The recent NFT/Crypto-wide drawdown had a lot of PRINTS holders looking for liquidity. It is known that our OTC channel has not been the best mechanism for price discovery and for matching buyers and sellers. Some of the issues:
- No permanent record for order (orderbook-style). The seller/buyer needs to constantly be broadcasting the buying/selling orders
- Doxxing, given members have to broadcast orders under their name
- Puts the onus of communication and negotiation between buyer and seller on the members.

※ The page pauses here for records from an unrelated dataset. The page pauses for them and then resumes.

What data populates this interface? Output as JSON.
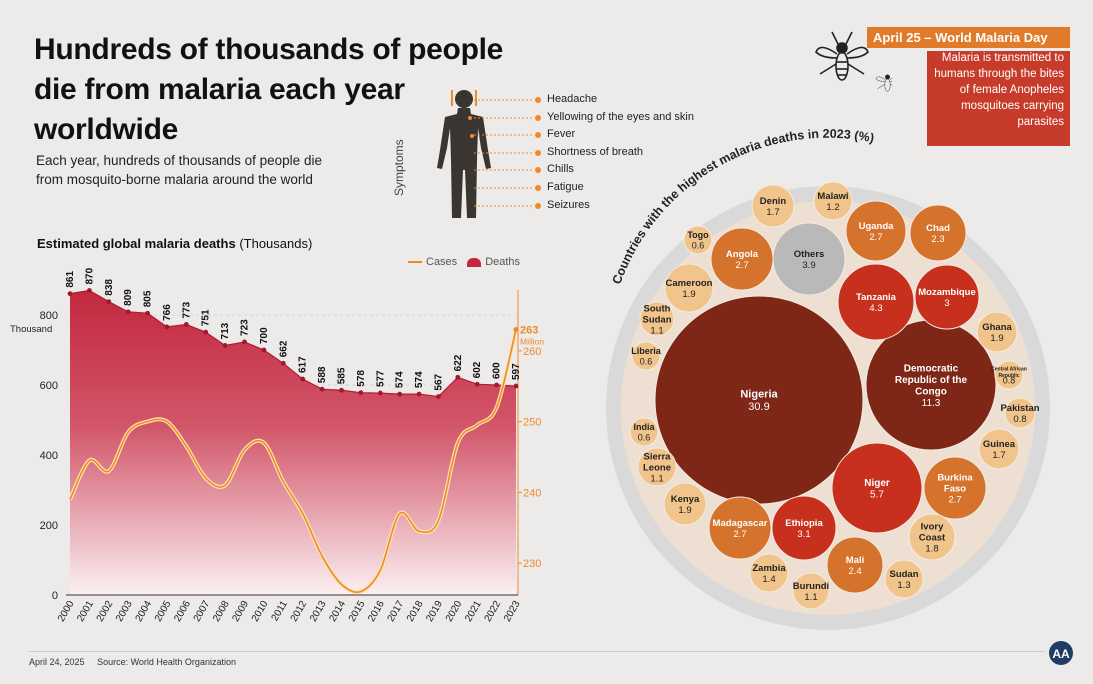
{
  "headline": "Hundreds of thousands of people die from malaria each year worldwide",
  "subhead": "Each year, hundreds of thousands of people die from mosquito-borne malaria around the world",
  "symptoms": {
    "title": "Symptoms",
    "items": [
      "Headache",
      "Yellowing of the eyes and skin",
      "Fever",
      "Shortness of breath",
      "Chills",
      "Fatigue",
      "Seizures"
    ]
  },
  "world_malaria_day": {
    "heading": "April 25 – World Malaria Day",
    "text": "Malaria is transmitted to humans through the bites of female Anopheles mosquitoes carrying parasites"
  },
  "footer": {
    "date": "April 24, 2025",
    "source": "Source: World Health Organization"
  },
  "logo_text": "AA",
  "colors": {
    "deaths": "#c3283f",
    "cases": "#ef8a2a",
    "bubble_dark": "#7e2716",
    "bubble_red": "#c7301d",
    "bubble_orange": "#d5722c",
    "bubble_light": "#f0c48a",
    "bubble_gray": "#b9b9b9",
    "box_red": "#c73b2a",
    "box_orange": "#e07b2a"
  },
  "chart_data": [
    {
      "type": "area",
      "title": "Estimated global malaria deaths",
      "title_unit": "(Thousands)",
      "legend": [
        "Cases",
        "Deaths"
      ],
      "x": [
        "2000",
        "2001",
        "2002",
        "2003",
        "2004",
        "2005",
        "2006",
        "2007",
        "2008",
        "2009",
        "2010",
        "2011",
        "2012",
        "2013",
        "2014",
        "2015",
        "2016",
        "2017",
        "2018",
        "2019",
        "2020",
        "2021",
        "2022",
        "2023"
      ],
      "y_left": {
        "label": "Thousand",
        "ticks": [
          0,
          200,
          400,
          600,
          800
        ],
        "range": [
          0,
          900
        ]
      },
      "y_right": {
        "unit_label": "Million",
        "ticks": [
          230,
          240,
          250,
          260
        ],
        "range": [
          225.5,
          270
        ]
      },
      "series": [
        {
          "name": "Deaths",
          "axis": "left",
          "values": [
            861,
            870,
            838,
            809,
            805,
            766,
            773,
            751,
            713,
            723,
            700,
            662,
            617,
            588,
            585,
            578,
            577,
            574,
            574,
            567,
            622,
            602,
            600,
            597
          ],
          "labels": [
            "861",
            "870",
            "838",
            "809",
            "805",
            "766",
            "773",
            "751",
            "713",
            "723",
            "700",
            "662",
            "617",
            "588",
            "585",
            "578",
            "577",
            "574",
            "574",
            "567",
            "622",
            "602",
            "600",
            "597"
          ]
        },
        {
          "name": "Cases",
          "axis": "right",
          "values": [
            239,
            244.5,
            243,
            248.5,
            250,
            250,
            246.5,
            242,
            241,
            246,
            247,
            241.5,
            237,
            231,
            227,
            226,
            229,
            237,
            234.5,
            236,
            247,
            249.5,
            252,
            263
          ],
          "end_label": "263",
          "end_unit": "Million"
        }
      ]
    },
    {
      "type": "bubble",
      "title": "Countries with the highest malaria deaths in 2023 (%)",
      "items": [
        {
          "name": "Nigeria",
          "value": 30.9,
          "label": "30.9",
          "tone": "dark"
        },
        {
          "name": "Democratic Republic of the Congo",
          "value": 11.3,
          "label": "11.3",
          "tone": "dark"
        },
        {
          "name": "Niger",
          "value": 5.7,
          "label": "5.7",
          "tone": "red"
        },
        {
          "name": "Tanzania",
          "value": 4.3,
          "label": "4.3",
          "tone": "red"
        },
        {
          "name": "Mozambique",
          "value": 3,
          "label": "3",
          "tone": "red"
        },
        {
          "name": "Ethiopia",
          "value": 3.1,
          "label": "3.1",
          "tone": "red"
        },
        {
          "name": "Others",
          "value": 3.9,
          "label": "3.9",
          "tone": "gray"
        },
        {
          "name": "Angola",
          "value": 2.7,
          "label": "2.7",
          "tone": "orange"
        },
        {
          "name": "Uganda",
          "value": 2.7,
          "label": "2.7",
          "tone": "orange"
        },
        {
          "name": "Chad",
          "value": 2.3,
          "label": "2.3",
          "tone": "orange"
        },
        {
          "name": "Burkina Faso",
          "value": 2.7,
          "label": "2.7",
          "tone": "orange"
        },
        {
          "name": "Madagascar",
          "value": 2.7,
          "label": "2.7",
          "tone": "orange"
        },
        {
          "name": "Mali",
          "value": 2.4,
          "label": "2.4",
          "tone": "orange"
        },
        {
          "name": "Denin",
          "value": 1.7,
          "label": "1.7",
          "tone": "light"
        },
        {
          "name": "Malawi",
          "value": 1.2,
          "label": "1.2",
          "tone": "light"
        },
        {
          "name": "Togo",
          "value": 0.6,
          "label": "0.6",
          "tone": "light"
        },
        {
          "name": "Cameroon",
          "value": 1.9,
          "label": "1.9",
          "tone": "light"
        },
        {
          "name": "South Sudan",
          "value": 1.1,
          "label": "1.1",
          "tone": "light"
        },
        {
          "name": "Liberia",
          "value": 0.6,
          "label": "0.6",
          "tone": "light"
        },
        {
          "name": "Ghana",
          "value": 1.9,
          "label": "1.9",
          "tone": "light"
        },
        {
          "name": "Central African Republic",
          "value": 0.8,
          "label": "0.8",
          "tone": "light"
        },
        {
          "name": "Pakistan",
          "value": 0.8,
          "label": "0.8",
          "tone": "light"
        },
        {
          "name": "Guinea",
          "value": 1.7,
          "label": "1.7",
          "tone": "light"
        },
        {
          "name": "India",
          "value": 0.6,
          "label": "0.6",
          "tone": "light"
        },
        {
          "name": "Sierra Leone",
          "value": 1.1,
          "label": "1.1",
          "tone": "light"
        },
        {
          "name": "Kenya",
          "value": 1.9,
          "label": "1.9",
          "tone": "light"
        },
        {
          "name": "Ivory Coast",
          "value": 1.8,
          "label": "1.8",
          "tone": "light"
        },
        {
          "name": "Zambia",
          "value": 1.4,
          "label": "1.4",
          "tone": "light"
        },
        {
          "name": "Burundi",
          "value": 1.1,
          "label": "1.1",
          "tone": "light"
        },
        {
          "name": "Sudan",
          "value": 1.3,
          "label": "1.3",
          "tone": "light"
        }
      ]
    }
  ]
}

This can be costly and frustrating
Most collector DAOs don’t have any liquidity mechanism, so, despite being imperfect, the OTC mechanism is at least a solution.
As an intermediary step before addressing liquidity in an automated, long-term sustainable way, an OTC desk managed by the DAO could be a step in the direction of organizing the demand and supply, and taking away the burden of being the “salesman” from the members themselves.
Paired with some ETH provided by the DAO to execute a buyback to start the market-making, I believe we can have a sense of how the PRINTS market should evolve.
The key decisions here would be:
- OTC desk mechanics
- Size of the ETH budget for buyback
- Price of the buyback
On (3), I believe the DAO should always be willing to buy PRINTS at NAV or below. That would be equivalent of us increasing our exposure to our existing collection. However, PRINTS have historically traded above NAV, so it would be interesting to get input on this point.